Increasing the Role of Local Consolidation in Oncogenic-Driven Advanced NSCLC

Increasing the Role of Local Consolidation in Oncogenic-Driven Advanced NSCLC

Evolving Standards of Care
Feb 11, 2020

By Youquan Li, MD, FRCR, and Andrea Bezjak, MDCM, MSc, FRCPC
Posted: February 12, 2020

Targeted agents including TKIs of EGFR, ALK, and ROS1 have significantly improved the outcomes of advanced oncogene-driven NSCLC.1,2 Despite initial high response rates, durable and complete responses are rare, and most patients eventually experience treatment failure.3 Residual disease is defined as a population of tumor cells within a mostly therapy-sensitive tumor that survives the first wave of targeted therapy and regrows, eventually leading to treatment failure and tumor progression.4 Intra-tumor heterogeneity, tumor cell evolution during treatment, and pharmacokinetic failure are the main mechanisms of residual disease.4,5 Approximately 60% of patients develop first clinical failure at the initial sites of disease.6,7 Liquid biopsy results suggest that treatment failure develops before radiologic progression is seen.8

Targeting Residual Disease
Different strategies can be used to enhance the clinical response of targeted therapy. Upfront next-generation TKIs and polytherapy combining TKIs with anti-VEGF or cytotoxic chemotherapy have shown superior results in recent phase III studies.9,10 However, these approaches are limited by cost, accessibility of novel drugs, and toxicities related to combined treatment.

Local consolidation with cytoreductive surgery or radiation is another strategy to target residual tumors and improve patient outcomes. Recent randomized trials have increasingly provided evidence that this strategy works for oligometastatic lung cancer and for several other cancers such as oligometastatic renal cell carcinoma11 and prostate cancer.12 In oligometastatic NSCLC, two “proof of concept” phase II studies haves shown that local consolidative therapy tripled progression-free survival (PFS) compared with observation in the preimmunotherapy era.13,14 Gomez et al. updated survival data recently, and showed that local consolidation could lead to a significant OS benefit (median OS 41.2 months in the consolidation arm versus 17.0 months in the observation arm).15 However, both studies had either no or few patients with EGFR-positive NSCLC, which has distinct biologic behavior and treatment options. Another recent phase II study targeting metabolic residual disease after TKIs with stereotactic ablative body radiation (SABR) has shown that adding local therapy achieves an encouraging 1-year PFS of 62.5%.16

Such a strategy of early consolidation, targeting residual disease in oligometastatic NSCLC with radiation (or surgery) after initial response on TKIs, could potentially overcome the above-described biologic resistance mechanisms. Early consolidation requires increased collaboration among medical oncologists, radiation oncologists, and thoracic surgeons. It also creates unique opportunities to understand the biology of residual disease and to generate more patient-derived models to investigate the mechanisms of acquired resistance. Liquid biopsy including circulating tumor cells or ctDNA and genomic analysis could become potential biomarkers to select patients with oligometastatic disease who are likely to benefit from aggressive local therapy.
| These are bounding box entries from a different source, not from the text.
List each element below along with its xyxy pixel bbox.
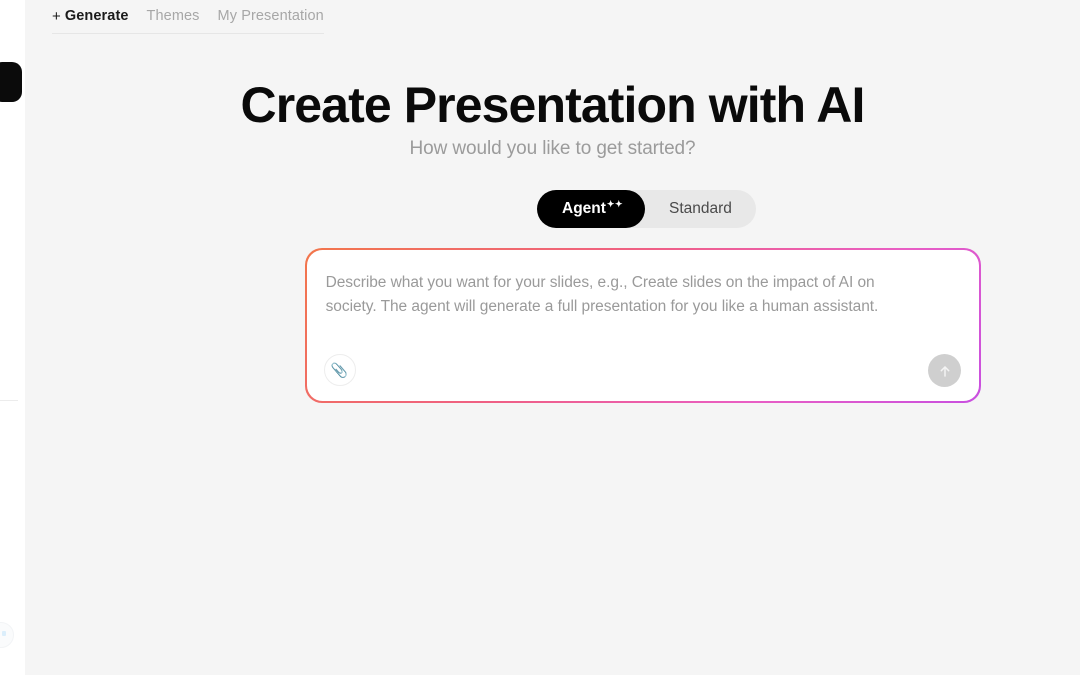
- tab-generate[interactable]: + Generate: [52, 9, 129, 24]
- sparkle-icon: ✦✦: [607, 199, 623, 210]
- tab-themes[interactable]: Themes: [147, 9, 200, 24]
- plus-icon: +: [52, 9, 61, 24]
- tab-my-presentation[interactable]: My Presentation: [218, 9, 324, 24]
- sidebar-collapse-tab[interactable]: [0, 62, 22, 102]
- send-button[interactable]: [928, 354, 961, 387]
- page-title: Create Presentation with AI: [25, 78, 1080, 133]
- paperclip-icon: 📎: [331, 363, 348, 377]
- arrow-up-icon: [937, 363, 953, 379]
- prompt-input-placeholder[interactable]: Describe what you want for your slides, …: [326, 271, 926, 319]
- mode-option-agent-label: Agent: [562, 200, 606, 218]
- page-subtitle: How would you like to get started?: [25, 138, 1080, 160]
- avatar[interactable]: [0, 622, 14, 648]
- avatar-dot: [2, 631, 6, 636]
- mode-option-standard[interactable]: Standard: [645, 190, 756, 228]
- mode-toggle: Agent✦✦ Standard: [537, 190, 756, 228]
- tab-generate-label: Generate: [65, 9, 129, 24]
- main-content: Create Presentation with AI How would yo…: [25, 33, 1080, 675]
- sidebar-divider: [0, 400, 18, 401]
- prompt-composer-inner[interactable]: Describe what you want for your slides, …: [307, 250, 980, 402]
- top-navigation: + Generate Themes My Presentation: [52, 0, 324, 34]
- mode-option-agent[interactable]: Agent✦✦: [537, 190, 645, 228]
- prompt-composer: Describe what you want for your slides, …: [305, 248, 981, 403]
- app-root: + Generate Themes My Presentation Create…: [0, 0, 1080, 675]
- attach-file-button[interactable]: 📎: [324, 354, 356, 386]
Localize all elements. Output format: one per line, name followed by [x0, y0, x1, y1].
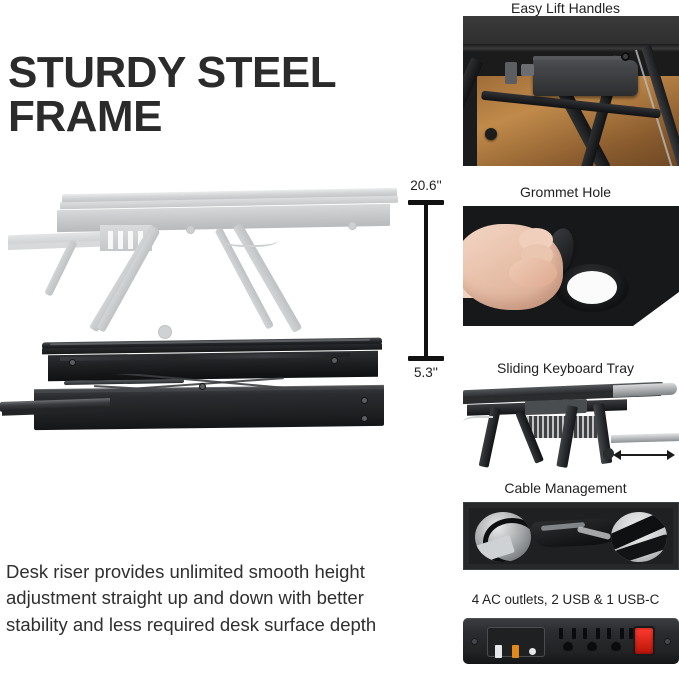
- photo-desktop-tip: [613, 383, 677, 398]
- ghost-scissor-pivot: [158, 325, 172, 339]
- lift-handle: [533, 60, 638, 96]
- feature-photo-power-outlets: [463, 618, 679, 668]
- feature-panel-power-outlets: 4 AC outlets, 2 USB & 1 USB-C: [452, 592, 679, 608]
- photo-thumb: [509, 258, 557, 288]
- left-column: STURDY STEEL FRAME: [0, 0, 452, 675]
- page-title: STURDY STEEL FRAME: [8, 51, 428, 137]
- page-title-line1: STURDY STEEL: [8, 48, 336, 97]
- usb-c-port[interactable]: [529, 648, 536, 655]
- feature-photo-sliding-keyboard-tray: [463, 382, 679, 468]
- ghost-pin-1: [186, 225, 195, 234]
- cable-grommet-right: [611, 512, 667, 562]
- ghost-pin-2: [348, 221, 357, 230]
- frame-screw-2: [332, 358, 337, 363]
- frame-screw-4: [362, 398, 367, 403]
- photo-handle-square: [521, 64, 534, 76]
- dimension-stem: [424, 203, 428, 358]
- dimension-cap-bottom: [408, 356, 444, 361]
- height-dimension-indicator: 20.6'' 5.3'': [398, 178, 454, 388]
- photo-panel-inner: [469, 508, 673, 564]
- feature-title-grommet-hole: Grommet Hole: [452, 184, 679, 200]
- max-height-label: 20.6'': [398, 178, 454, 193]
- feature-panel-sliding-keyboard-tray: Sliding Keyboard Tray: [452, 360, 679, 376]
- feature-panel-grommet-hole: Grommet Hole: [452, 184, 679, 200]
- feature-title-easy-lift-handles: Easy Lift Handles: [452, 0, 679, 16]
- slide-direction-arrow-icon: [613, 448, 675, 462]
- feature-photo-easy-lift-handles: [463, 16, 679, 166]
- power-strip-body: [463, 618, 679, 664]
- riser-lowered-solid: [0, 340, 400, 450]
- feature-panel-easy-lift-handles: Easy Lift Handles: [452, 0, 679, 16]
- grommet-hole-opening: [567, 271, 617, 304]
- sliding-keyboard-tray: [611, 433, 679, 443]
- feature-title-sliding-keyboard-tray: Sliding Keyboard Tray: [452, 360, 679, 376]
- usb-a-port-1[interactable]: [495, 645, 502, 658]
- frame-screw-1: [70, 360, 75, 365]
- photo-desktop-surface: [463, 16, 679, 46]
- feature-title-cable-management: Cable Management: [452, 480, 679, 496]
- power-switch[interactable]: [633, 626, 655, 656]
- frame-screw-3: [200, 384, 205, 389]
- photo-bolt-2: [485, 128, 497, 140]
- ghost-gas-spring-cable: [222, 231, 278, 247]
- photo-handle-tab: [505, 62, 517, 84]
- usb-port-plate: [487, 627, 545, 657]
- power-strip-screw-right: [664, 638, 671, 645]
- photo-tray-bracket: [525, 399, 587, 415]
- feature-title-power-outlets: 4 AC outlets, 2 USB & 1 USB-C: [452, 592, 679, 608]
- photo-wire: [463, 416, 493, 428]
- cable-grommet-left: [475, 512, 531, 562]
- power-strip-screw-left: [471, 638, 478, 645]
- feature-photo-grommet-hole: [463, 206, 679, 326]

However, many important questions remain to be addressed in prospective studies before proceeding further. Safety of treatment has to be prioritized in the setting of local consolidation. Of note, there was a small treatment-related mortality (4.5%) in the recent SABR COMET trial.17 Although the practice of SABR or high-dose radiation to multiple targets in different organs is expanding quickly, there is a paucity of prospective evidence regarding the safety of concurrent TKIs and SABR versus the potential risk of progression when withholding TKIs. For locally advanced NSCLC, the safety data of concurrent TKIs with conventional fractionated thoracic radiation are mixed, with grade 3 to 5 toxicities as high as 37.5% in some small cohorts,18 whereas other studies suggest no increase in risk. The optimal consolidative option, especially for intrathoracic disease, mandates multidisciplinary collaboration among medical and radiation oncologists and thoracic surgeons to individualize treatment decisions. From the radiation oncologists’ perspectives, target volume for consolidative thoracic radiation will focus on residual disease instead of attempting to include pretherapy volume. “Ablative” SABR, moderate hypofractionation, or conventional fractionation radiotherapy are considerations, depending on the volume and location of the disease.

While awaiting the evidence of local consolidation in EGFR-positive advanced NSCLC (NCT03410043), we should proceed with caution so as not to cause severe toxicities and compromise the quality of life in patients already on effective and well-tolerated treatment. Integrating translational research and interdisciplinary collaboration in the thoracic oncology community is the key to providing better clinical outcomes for oligometastatic NSCLC harboring EGFR mutations and other oncogenic drivers. ✦

About the Authors: Dr. Li is an associate consultant in the Department of Radiation Oncology at the National Cancer Centre Singapore. Dr. Bezjak is a professor in the Department of Radiation Oncology at the University of Toronto.